My recollection is, that my Father made a very good impression of being a well-spoken prosperous personality, and that the reverend gentleman kept admiring my good physique, which had been well developed by hard-working, but well-fed country life. After about half an hour of conversation, during which the Principal enunciated the principles he strove to inculcate in his pupils, we were shown around the premises:  the dining room, dormitories, classrooms, chapel, assembly hall, hospital, the poultry yard, the vegetable garden, and the new playing field not yet ready for use. It was mid-Winter holidays, so no boys or members of the staff were in occupation, and the placed seemed very deserted.

Finally, Dad left to return to Parkes, and I remained to live and dine with the Principal's family until the new term began a week later. There were fours sons and a daughter (the second youngest) in the Aspinall family, and they all became medical practitioners:  Archie the eldest was Superintendent of Sydney Hospital, and the youngest Robert was still in class, when I arrived.

Aspinall not only made doctors of all his own children, but invariably decided that any boy capable of matriculating should adopt the medical profession. In the medical course at the University, Zoology was the most difficult of the four first-year subjects, and the one that failed most students. So I was one of a group of the brighter pupils at "Scots" selected to go to the Technical College in Ultimo, every Saturday morning, to be taught the elements of Zoology by the same man (a Mr.

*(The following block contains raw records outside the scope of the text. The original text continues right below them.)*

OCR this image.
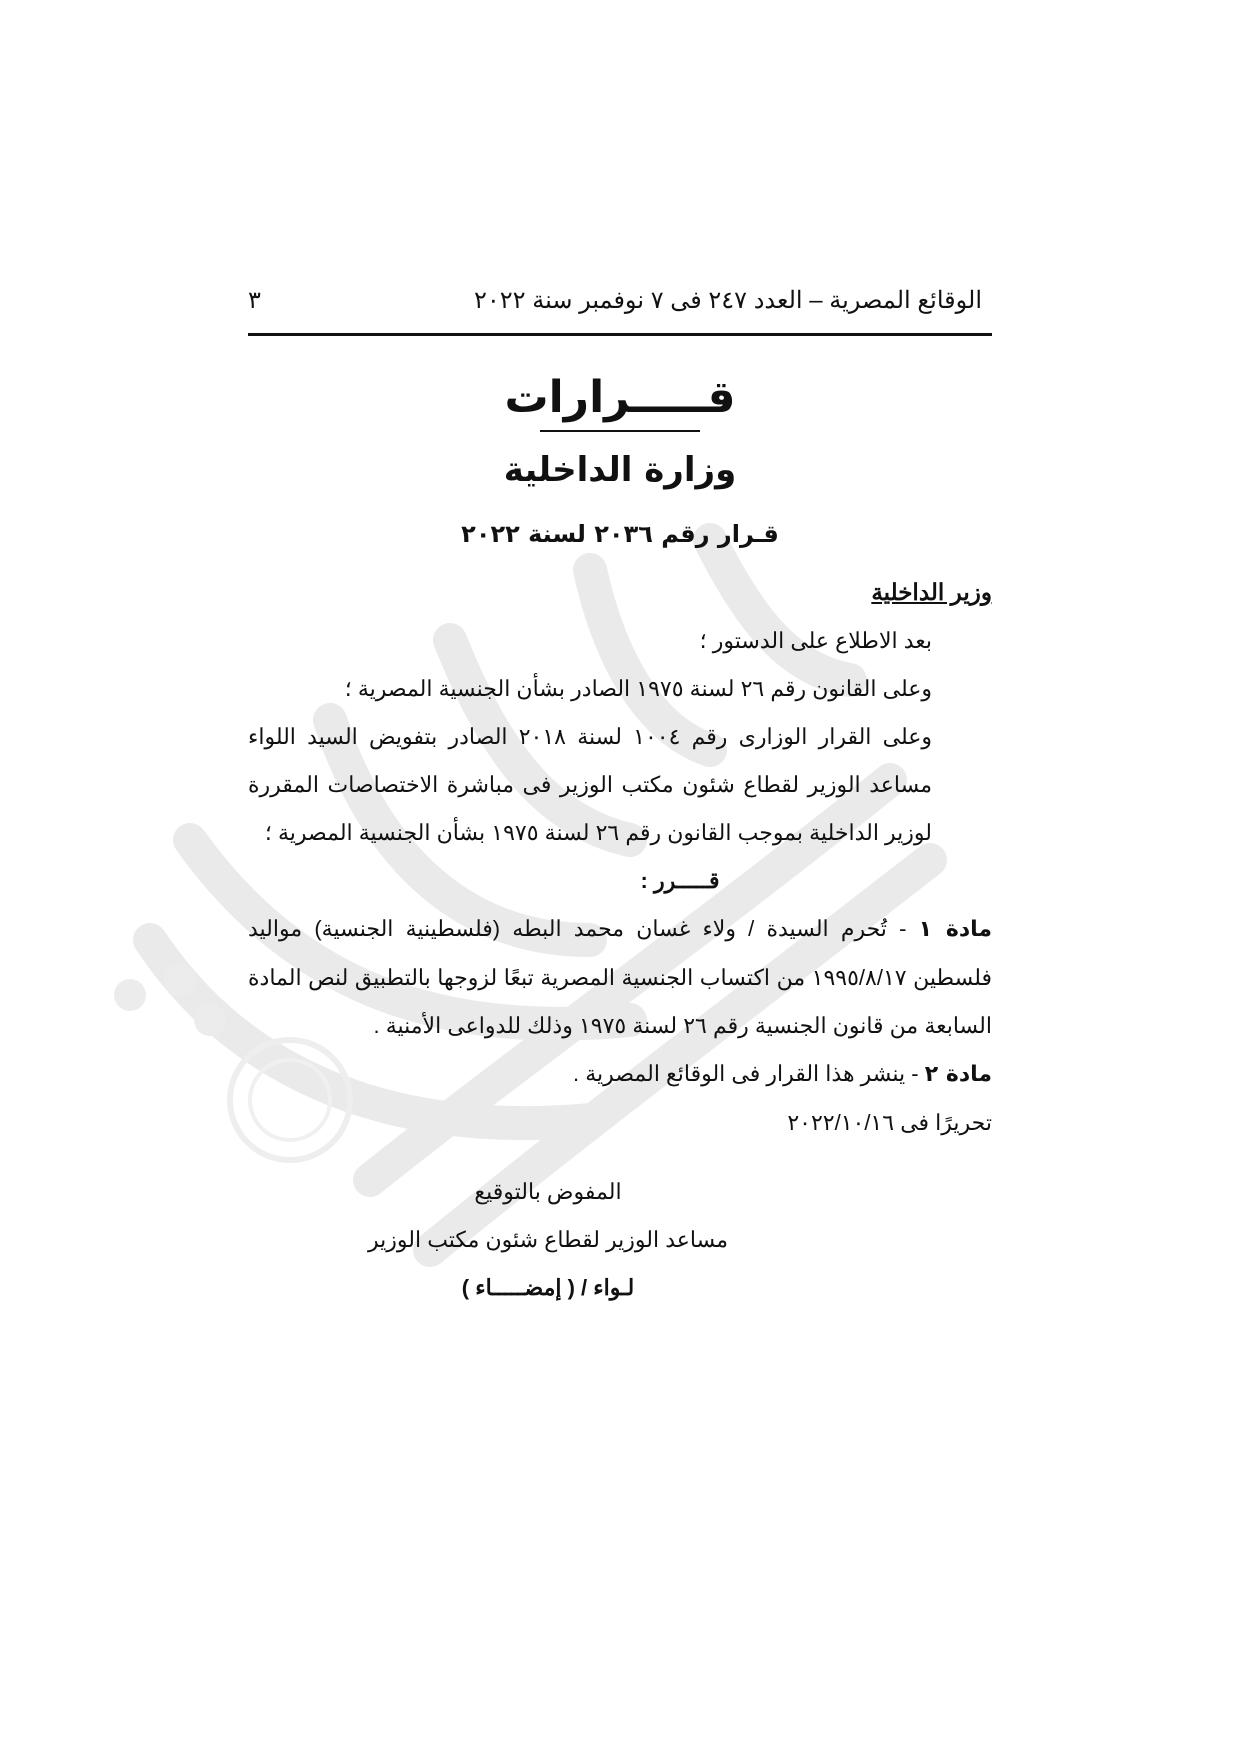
الوقائع المصرية – العدد ٢٤٧ فى ٧ نوفمبر سنة ٢٠٢٢
٣
قـــــرارات
وزارة الداخلية
قـرار رقم ٢٠٣٦ لسنة ٢٠٢٢

وزير الداخلية

بعد الاطلاع على الدستور ؛

وعلى القانون رقم ٢٦ لسنة ١٩٧٥ الصادر بشأن الجنسية المصرية ؛

وعلى القرار الوزارى رقم ١٠٠٤ لسنة ٢٠١٨ الصادر بتفويض السيد اللواء مساعد الوزير لقطاع شئون مكتب الوزير فى مباشرة الاختصاصات المقررة لوزير الداخلية بموجب القانون رقم ٢٦ لسنة ١٩٧٥ بشأن الجنسية المصرية ؛

قـــــرر :

مادة ١ - تُحرم السيدة / ولاء غسان محمد البطه (فلسطينية الجنسية) مواليد فلسطين ١٩٩٥/٨/١٧ من اكتساب الجنسية المصرية تبعًا لزوجها بالتطبيق لنص المادة السابعة من قانون الجنسية رقم ٢٦ لسنة ١٩٧٥ وذلك للدواعى الأمنية .

مادة ٢ - ينشر هذا القرار فى الوقائع المصرية .

تحريرًا فى ٢٠٢٢/١٠/١٦

المفوض بالتوقيع

مساعد الوزير لقطاع شئون مكتب الوزير

لـواء / ( إمضـــــاء )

George) who lectured the first-year class at the University; and I found it quite interesting. We examined samples of pond water under microscopes to see the "fierce" Amoeba and other minute animals of the orders Protozoa and Radiolaria; dissected frogs, liver flukes, tapeworms, etc.; and examined and sketched a great variety of marine, and other primitive life. In the final written examination I was given a pass in the subject, but never had cause to use it.